REPUBLIKA.CO.ID, Seorang perempuan pengguna rokok elektrik didiagnosa mengalami luka langka pada paru-parunya. Penyakit tersebut lazim ditemukan pada pekerja pabrik logam. Dalam Jurnal European Respiratory disebutkan, perempuan berusia 49 tahun yang tidak mau diungkapkan namanya itu sakit lantaran vape.
Logam Keras, Pneumoconiosis yang ditemukan itu dapat menyebabkan luka permanen yang mengakibatkan kesulitan bernapas, dan batuk kronis, sebagaimana dilansir Sky News, Kamis (5/12).
Wanita tersebut mengaku mengoleskan minyak ganja pada vape-nya. Para peneliti kemudian menguji vape milik si pasien, mereka mendapatkan kobalt dan logam beracun lainnya seperti nikel, aluminium, mangan, timbal, dan kromium. Logam tersebut diperkirakan berasal dari uap yang dihasilkan oleh kumparan panas dalam vape.
Salah satu penulis jurnal tersebut, Kirk Jones mengatakan, logam tersebut didiagnosis setelah ia melakukan uji sampel jaringan paru-paru si pasien. "Pasien ini tidak terpapar logam keras, jadi kami mengidentifikasi penggunaan e-rokok sebagai kemungkinan penyebabnya," kata Professor Patologi Klinis dari Universitas California, Kirk.
Kirk mengatakan, masyarakat seringkali mencari alternatif untuk merokok. Namun, pada kenyataannya terdapat zat-zat yang berbahaya.

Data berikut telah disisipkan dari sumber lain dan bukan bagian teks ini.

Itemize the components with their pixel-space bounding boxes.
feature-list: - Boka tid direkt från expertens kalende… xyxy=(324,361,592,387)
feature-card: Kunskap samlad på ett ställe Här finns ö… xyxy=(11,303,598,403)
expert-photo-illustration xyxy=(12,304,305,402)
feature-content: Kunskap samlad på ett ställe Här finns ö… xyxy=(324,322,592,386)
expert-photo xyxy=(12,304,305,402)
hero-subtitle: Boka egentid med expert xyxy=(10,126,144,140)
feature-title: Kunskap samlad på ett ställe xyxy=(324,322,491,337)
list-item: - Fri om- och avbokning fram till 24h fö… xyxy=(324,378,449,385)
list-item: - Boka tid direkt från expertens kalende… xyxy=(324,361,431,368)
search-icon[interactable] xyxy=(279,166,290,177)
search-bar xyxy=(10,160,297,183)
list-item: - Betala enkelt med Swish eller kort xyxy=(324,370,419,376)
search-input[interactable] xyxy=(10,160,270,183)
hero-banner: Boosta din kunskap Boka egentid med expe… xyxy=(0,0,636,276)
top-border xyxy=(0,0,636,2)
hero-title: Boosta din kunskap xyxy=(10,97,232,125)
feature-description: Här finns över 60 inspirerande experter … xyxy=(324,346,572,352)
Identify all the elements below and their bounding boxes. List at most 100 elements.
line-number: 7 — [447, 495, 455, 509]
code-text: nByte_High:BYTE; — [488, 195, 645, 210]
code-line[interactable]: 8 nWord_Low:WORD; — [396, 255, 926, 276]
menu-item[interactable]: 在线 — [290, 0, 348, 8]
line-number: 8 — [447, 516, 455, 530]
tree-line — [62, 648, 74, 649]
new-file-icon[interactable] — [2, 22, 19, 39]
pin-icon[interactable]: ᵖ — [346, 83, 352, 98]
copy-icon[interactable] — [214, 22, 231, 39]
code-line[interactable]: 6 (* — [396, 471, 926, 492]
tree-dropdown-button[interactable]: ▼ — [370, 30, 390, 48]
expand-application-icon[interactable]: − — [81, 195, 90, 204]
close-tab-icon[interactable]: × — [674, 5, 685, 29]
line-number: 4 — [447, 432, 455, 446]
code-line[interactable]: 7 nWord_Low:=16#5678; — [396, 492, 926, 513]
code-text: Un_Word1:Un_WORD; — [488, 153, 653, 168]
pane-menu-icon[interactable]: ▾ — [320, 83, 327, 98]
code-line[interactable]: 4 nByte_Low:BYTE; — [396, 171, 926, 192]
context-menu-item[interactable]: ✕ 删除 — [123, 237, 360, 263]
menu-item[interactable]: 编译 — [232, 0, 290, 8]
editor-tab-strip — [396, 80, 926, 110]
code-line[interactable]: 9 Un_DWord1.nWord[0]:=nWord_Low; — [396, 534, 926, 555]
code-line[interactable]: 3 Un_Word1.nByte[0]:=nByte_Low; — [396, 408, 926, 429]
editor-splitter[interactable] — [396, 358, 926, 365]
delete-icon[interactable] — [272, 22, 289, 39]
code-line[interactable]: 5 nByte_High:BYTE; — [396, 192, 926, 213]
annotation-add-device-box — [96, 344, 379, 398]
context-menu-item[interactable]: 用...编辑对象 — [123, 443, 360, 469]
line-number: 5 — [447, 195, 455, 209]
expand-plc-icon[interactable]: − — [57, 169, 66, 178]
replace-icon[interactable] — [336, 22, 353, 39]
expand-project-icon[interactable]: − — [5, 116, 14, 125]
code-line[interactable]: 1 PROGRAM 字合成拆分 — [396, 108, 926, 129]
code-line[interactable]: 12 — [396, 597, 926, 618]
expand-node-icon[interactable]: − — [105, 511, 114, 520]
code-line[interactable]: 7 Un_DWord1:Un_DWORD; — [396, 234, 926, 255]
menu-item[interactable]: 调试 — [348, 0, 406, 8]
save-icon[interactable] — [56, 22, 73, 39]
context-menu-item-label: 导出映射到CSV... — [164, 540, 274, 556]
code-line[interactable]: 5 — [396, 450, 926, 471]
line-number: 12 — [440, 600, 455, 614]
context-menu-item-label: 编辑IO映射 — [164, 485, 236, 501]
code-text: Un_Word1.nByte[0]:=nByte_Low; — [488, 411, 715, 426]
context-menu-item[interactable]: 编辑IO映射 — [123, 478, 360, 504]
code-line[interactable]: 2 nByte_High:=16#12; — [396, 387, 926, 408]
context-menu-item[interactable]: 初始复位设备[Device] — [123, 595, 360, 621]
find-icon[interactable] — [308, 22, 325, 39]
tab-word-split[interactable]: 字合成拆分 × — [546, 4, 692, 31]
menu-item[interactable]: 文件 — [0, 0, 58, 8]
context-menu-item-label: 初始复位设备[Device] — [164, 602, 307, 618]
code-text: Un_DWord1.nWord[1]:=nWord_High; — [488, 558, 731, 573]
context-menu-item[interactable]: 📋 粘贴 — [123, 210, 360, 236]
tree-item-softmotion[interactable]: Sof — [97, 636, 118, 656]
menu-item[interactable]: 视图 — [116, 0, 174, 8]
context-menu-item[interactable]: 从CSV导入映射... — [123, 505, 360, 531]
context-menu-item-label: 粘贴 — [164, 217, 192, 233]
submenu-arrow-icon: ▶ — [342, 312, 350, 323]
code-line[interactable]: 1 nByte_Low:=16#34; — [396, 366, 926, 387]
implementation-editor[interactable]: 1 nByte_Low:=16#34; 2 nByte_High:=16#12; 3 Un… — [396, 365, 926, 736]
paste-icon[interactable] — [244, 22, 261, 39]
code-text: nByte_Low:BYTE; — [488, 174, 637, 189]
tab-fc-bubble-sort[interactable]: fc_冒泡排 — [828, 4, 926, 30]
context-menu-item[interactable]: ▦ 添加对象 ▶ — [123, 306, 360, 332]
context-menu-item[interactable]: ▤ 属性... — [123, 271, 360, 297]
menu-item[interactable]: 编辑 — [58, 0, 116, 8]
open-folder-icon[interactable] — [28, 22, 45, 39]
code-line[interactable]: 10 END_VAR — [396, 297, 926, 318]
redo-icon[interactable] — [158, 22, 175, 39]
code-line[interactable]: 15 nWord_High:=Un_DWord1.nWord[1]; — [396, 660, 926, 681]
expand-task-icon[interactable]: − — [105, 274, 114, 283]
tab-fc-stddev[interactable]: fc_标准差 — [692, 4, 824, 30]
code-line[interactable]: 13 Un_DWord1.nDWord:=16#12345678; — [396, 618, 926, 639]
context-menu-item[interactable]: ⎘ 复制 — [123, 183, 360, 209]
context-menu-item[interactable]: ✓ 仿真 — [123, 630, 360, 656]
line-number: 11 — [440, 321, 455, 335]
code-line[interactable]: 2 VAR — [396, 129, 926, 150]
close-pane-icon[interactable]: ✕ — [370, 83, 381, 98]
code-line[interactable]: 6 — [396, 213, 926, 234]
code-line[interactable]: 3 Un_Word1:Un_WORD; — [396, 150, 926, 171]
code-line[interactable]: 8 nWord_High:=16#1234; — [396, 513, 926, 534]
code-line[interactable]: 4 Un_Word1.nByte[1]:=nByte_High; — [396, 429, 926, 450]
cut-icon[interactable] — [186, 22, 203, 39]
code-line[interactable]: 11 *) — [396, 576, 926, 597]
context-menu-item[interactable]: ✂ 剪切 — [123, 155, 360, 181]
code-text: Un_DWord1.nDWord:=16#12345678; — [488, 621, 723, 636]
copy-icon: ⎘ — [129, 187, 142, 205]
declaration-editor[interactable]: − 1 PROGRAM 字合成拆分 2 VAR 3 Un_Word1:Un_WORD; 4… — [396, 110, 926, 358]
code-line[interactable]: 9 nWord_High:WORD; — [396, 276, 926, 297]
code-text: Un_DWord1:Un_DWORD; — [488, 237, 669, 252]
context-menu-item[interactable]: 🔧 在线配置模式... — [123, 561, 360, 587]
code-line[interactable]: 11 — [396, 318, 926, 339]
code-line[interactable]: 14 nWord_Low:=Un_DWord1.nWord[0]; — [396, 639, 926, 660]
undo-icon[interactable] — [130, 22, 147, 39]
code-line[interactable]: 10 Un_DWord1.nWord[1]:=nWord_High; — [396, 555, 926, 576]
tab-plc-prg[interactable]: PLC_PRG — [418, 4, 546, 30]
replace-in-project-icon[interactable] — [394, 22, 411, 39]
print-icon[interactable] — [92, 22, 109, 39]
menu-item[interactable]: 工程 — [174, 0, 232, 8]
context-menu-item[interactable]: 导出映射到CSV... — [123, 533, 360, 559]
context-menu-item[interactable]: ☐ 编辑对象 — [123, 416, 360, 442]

Rekan penulis, Rupal Shah, mengatakan paparan debu kobalt sangat jarang ditemukan di luar industri. Menurutnya, kasus tersebut adalah yang pertama ditemukan. Ia menegaskan, peradangan tersebut sulit terdeteksi hingga pengguna vape mengalami luka yang tidak dapat dipulihkan.
Kemudian, European Respiratory Society, mengatakan mereka tidak menyarankan bahwa vape adalah alat bantu yang aman untuk berhenti merokok. Bahkan Profesor Kedokteran Pernafasan di Universitas Manchester, Jorgen Vestbo menyatakan, rokok elektrik justru menimbulkan kecanduan nikotin. "Berdasarkan bukti, tidak dapat menggantikan alat berhenti merokok," kata Jorgen.